Briefly, this method works by cycling through aligned reads, considering all CIGAR string positions that are not I, S or H (no insertions, no soft/hard clipping) so that you only look at positions mapped to the template (mapped & introns & deletions). It will assess all CIGAR strings that are D or N, and check if these events are 1) not the first or last event in what's left of the CIGAR string and 2) above a specified minimum length (very small deletions are likely noise)

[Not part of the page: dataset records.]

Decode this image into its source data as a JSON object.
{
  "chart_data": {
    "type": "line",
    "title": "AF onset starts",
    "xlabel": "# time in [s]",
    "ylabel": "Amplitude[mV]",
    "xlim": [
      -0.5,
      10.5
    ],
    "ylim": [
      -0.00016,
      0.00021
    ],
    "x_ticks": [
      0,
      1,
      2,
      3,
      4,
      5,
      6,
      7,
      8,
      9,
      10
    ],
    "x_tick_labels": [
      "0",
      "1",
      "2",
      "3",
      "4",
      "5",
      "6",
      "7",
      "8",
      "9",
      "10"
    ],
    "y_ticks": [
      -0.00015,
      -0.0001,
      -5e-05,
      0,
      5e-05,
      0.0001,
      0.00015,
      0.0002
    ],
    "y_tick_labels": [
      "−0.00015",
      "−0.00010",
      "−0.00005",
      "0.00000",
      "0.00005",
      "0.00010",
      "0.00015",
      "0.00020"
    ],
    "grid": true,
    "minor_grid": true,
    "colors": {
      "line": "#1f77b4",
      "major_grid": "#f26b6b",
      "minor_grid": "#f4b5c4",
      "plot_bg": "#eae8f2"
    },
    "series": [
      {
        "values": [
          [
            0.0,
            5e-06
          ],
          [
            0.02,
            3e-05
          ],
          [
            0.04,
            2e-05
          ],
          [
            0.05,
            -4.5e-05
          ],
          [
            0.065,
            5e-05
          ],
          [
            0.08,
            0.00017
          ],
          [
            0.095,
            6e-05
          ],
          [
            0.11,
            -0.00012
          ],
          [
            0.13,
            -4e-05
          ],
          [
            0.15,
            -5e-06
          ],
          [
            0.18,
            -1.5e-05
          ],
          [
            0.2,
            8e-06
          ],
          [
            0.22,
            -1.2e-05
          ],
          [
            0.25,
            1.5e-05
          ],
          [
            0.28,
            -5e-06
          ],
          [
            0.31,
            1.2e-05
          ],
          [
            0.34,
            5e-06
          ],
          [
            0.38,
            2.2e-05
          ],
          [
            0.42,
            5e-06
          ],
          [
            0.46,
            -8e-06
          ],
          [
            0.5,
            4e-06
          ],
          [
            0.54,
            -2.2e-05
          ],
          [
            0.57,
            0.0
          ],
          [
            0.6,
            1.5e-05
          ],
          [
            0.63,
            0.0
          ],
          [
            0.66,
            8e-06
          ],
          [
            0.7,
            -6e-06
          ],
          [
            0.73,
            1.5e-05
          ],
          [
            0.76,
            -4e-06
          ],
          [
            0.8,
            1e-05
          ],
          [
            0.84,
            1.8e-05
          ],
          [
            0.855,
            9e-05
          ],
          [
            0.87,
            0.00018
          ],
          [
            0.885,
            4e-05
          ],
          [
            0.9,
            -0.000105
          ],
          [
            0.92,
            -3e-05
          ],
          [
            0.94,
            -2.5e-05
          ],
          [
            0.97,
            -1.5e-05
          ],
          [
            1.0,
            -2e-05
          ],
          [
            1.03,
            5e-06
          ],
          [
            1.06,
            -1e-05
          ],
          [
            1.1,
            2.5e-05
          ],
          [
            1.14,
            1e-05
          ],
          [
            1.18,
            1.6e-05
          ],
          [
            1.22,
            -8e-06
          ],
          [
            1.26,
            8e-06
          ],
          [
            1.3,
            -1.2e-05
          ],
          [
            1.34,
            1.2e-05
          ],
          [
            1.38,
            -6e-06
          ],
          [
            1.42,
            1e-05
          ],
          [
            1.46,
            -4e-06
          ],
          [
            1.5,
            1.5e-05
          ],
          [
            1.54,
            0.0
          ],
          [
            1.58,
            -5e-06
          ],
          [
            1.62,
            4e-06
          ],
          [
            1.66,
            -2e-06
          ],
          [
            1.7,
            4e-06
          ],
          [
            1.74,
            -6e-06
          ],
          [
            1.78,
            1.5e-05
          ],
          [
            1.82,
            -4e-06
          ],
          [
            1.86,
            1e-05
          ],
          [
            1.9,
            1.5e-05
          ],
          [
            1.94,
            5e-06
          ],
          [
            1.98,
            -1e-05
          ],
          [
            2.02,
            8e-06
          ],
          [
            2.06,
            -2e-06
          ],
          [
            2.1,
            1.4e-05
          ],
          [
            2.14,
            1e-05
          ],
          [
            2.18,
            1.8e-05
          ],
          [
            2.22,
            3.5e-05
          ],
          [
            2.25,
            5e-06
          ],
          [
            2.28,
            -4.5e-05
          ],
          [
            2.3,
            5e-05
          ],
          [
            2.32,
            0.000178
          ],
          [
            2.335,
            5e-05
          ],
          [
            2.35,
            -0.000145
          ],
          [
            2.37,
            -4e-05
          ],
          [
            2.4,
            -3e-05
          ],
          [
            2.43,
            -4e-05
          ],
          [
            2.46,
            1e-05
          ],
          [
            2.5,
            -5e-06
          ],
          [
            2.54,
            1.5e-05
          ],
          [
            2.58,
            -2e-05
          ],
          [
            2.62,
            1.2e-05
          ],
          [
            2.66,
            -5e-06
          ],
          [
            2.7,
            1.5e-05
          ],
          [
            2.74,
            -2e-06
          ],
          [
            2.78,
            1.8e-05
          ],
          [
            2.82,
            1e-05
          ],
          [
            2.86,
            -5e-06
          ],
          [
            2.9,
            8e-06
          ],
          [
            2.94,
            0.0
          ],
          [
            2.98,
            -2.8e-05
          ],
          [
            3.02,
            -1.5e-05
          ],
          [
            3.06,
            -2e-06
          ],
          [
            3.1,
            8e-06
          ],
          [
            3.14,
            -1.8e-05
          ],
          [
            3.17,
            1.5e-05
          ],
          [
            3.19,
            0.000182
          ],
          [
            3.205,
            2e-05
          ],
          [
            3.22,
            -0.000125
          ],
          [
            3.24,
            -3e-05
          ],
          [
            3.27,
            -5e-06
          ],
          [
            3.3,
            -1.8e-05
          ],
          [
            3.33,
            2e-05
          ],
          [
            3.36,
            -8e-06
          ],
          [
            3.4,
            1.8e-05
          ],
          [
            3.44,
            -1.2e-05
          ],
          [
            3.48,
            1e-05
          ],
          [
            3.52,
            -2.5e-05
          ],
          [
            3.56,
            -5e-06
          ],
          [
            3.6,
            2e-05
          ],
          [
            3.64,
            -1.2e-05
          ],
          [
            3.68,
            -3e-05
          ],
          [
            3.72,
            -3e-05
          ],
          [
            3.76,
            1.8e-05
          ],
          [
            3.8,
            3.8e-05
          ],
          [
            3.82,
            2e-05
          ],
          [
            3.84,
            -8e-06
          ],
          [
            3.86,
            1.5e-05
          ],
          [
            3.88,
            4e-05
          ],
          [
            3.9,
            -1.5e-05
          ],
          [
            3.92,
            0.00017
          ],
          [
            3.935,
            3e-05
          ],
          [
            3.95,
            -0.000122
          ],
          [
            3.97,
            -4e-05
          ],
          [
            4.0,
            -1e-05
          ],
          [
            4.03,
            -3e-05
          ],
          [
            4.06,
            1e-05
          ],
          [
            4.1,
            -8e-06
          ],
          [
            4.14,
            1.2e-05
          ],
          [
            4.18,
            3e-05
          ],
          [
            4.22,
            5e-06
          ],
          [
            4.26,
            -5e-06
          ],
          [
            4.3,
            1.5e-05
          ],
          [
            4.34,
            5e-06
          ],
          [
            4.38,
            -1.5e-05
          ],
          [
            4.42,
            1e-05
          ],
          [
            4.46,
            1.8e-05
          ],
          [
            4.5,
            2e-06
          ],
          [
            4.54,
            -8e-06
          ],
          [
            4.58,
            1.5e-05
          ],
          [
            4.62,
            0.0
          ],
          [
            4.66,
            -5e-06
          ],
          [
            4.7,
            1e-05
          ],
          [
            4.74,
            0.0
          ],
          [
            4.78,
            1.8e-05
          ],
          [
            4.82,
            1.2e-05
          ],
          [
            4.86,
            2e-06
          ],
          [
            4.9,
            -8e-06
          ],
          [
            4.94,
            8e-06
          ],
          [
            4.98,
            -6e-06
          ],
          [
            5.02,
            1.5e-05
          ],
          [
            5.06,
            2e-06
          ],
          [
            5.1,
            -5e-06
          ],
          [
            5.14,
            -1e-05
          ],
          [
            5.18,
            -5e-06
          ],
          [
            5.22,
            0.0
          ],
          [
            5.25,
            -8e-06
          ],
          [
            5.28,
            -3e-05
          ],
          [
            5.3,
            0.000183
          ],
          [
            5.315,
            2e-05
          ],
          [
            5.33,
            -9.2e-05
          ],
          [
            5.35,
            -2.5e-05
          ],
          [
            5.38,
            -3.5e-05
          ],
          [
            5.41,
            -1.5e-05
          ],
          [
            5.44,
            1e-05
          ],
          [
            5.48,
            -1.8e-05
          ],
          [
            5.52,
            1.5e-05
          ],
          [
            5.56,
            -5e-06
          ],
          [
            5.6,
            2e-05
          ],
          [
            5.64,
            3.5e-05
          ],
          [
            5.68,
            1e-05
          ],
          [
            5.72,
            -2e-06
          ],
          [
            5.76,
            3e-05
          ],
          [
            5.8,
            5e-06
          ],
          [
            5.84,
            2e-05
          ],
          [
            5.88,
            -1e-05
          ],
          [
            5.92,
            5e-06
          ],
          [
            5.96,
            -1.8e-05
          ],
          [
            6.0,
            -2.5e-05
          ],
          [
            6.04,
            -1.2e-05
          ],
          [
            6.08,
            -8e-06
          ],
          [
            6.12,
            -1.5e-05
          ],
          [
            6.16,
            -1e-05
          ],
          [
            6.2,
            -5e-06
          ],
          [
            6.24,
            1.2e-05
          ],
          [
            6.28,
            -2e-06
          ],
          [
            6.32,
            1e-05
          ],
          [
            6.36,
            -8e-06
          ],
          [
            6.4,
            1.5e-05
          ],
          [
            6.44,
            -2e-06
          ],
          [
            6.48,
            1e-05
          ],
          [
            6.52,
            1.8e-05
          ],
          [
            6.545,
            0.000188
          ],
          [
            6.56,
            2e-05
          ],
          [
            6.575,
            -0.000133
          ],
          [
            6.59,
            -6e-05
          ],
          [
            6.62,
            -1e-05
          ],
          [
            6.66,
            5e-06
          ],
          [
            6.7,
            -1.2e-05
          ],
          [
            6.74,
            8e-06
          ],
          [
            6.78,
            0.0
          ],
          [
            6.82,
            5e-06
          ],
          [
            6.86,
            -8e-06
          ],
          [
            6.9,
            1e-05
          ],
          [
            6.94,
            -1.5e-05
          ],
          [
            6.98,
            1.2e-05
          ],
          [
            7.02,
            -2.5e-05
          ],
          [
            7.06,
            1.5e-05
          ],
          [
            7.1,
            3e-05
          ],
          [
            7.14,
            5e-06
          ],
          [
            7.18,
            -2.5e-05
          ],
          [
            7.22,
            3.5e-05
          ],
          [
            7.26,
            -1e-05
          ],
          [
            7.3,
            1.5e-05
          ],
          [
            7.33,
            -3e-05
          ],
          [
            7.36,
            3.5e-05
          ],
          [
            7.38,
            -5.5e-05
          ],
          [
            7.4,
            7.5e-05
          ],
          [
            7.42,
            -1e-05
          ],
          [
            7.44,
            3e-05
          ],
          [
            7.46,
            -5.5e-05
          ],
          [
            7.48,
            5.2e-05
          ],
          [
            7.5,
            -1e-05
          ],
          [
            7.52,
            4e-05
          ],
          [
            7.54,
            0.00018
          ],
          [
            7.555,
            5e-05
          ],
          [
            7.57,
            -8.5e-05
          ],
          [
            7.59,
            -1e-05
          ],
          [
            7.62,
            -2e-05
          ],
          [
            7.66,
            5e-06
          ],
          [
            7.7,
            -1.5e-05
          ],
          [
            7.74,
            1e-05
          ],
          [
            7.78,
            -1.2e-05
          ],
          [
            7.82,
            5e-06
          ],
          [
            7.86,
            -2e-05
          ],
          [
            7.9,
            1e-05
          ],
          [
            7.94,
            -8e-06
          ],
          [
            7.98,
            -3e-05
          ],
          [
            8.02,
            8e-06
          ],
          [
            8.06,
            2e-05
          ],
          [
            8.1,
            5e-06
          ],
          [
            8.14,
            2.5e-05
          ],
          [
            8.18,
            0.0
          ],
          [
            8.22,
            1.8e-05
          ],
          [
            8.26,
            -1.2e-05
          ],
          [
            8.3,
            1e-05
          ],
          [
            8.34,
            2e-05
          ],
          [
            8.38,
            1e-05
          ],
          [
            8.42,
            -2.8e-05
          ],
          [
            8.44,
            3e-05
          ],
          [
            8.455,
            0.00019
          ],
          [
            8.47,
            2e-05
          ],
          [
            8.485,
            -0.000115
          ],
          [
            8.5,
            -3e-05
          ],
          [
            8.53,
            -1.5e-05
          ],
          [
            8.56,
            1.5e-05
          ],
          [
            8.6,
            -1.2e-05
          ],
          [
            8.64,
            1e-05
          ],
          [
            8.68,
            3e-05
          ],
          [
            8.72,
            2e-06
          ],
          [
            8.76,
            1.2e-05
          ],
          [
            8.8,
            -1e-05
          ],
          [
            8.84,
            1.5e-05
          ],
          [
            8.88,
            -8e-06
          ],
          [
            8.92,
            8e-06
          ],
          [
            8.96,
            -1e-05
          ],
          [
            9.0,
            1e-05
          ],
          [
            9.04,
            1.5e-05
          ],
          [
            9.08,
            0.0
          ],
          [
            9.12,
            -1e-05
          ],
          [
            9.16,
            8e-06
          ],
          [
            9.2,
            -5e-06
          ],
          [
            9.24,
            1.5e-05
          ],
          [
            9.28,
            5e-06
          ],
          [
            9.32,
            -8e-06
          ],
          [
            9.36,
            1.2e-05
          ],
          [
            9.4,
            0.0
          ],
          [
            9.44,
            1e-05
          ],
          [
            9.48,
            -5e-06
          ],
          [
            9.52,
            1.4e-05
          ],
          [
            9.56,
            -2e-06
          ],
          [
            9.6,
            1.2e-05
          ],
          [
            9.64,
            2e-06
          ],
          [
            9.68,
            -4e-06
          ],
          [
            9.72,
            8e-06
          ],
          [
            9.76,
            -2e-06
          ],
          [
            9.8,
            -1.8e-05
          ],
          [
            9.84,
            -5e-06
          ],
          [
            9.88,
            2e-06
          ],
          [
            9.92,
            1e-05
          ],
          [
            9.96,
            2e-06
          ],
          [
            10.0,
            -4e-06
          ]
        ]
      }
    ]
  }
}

There is a bit of a different workflow if you only want to consider deletions that are contained within a specified BED file (e.g. deletions within exons), for this you use the following function:

get_deletion_df()

Briefly, this method works like the other function, but will only consider reads that overlap other regions (e.g. exons) (calculated using the findOverlaps() function from R package GenomicRanges), and it will make sure there are other-region-mapping reads flanking the deletion (on the same 'other region').

Used packages

stringr, Biostrings, GenomicRanges, Rsamtools, optionally also e.g. BSgenome.Hsapiens.UCSC.hg38 if you aligned to hg38.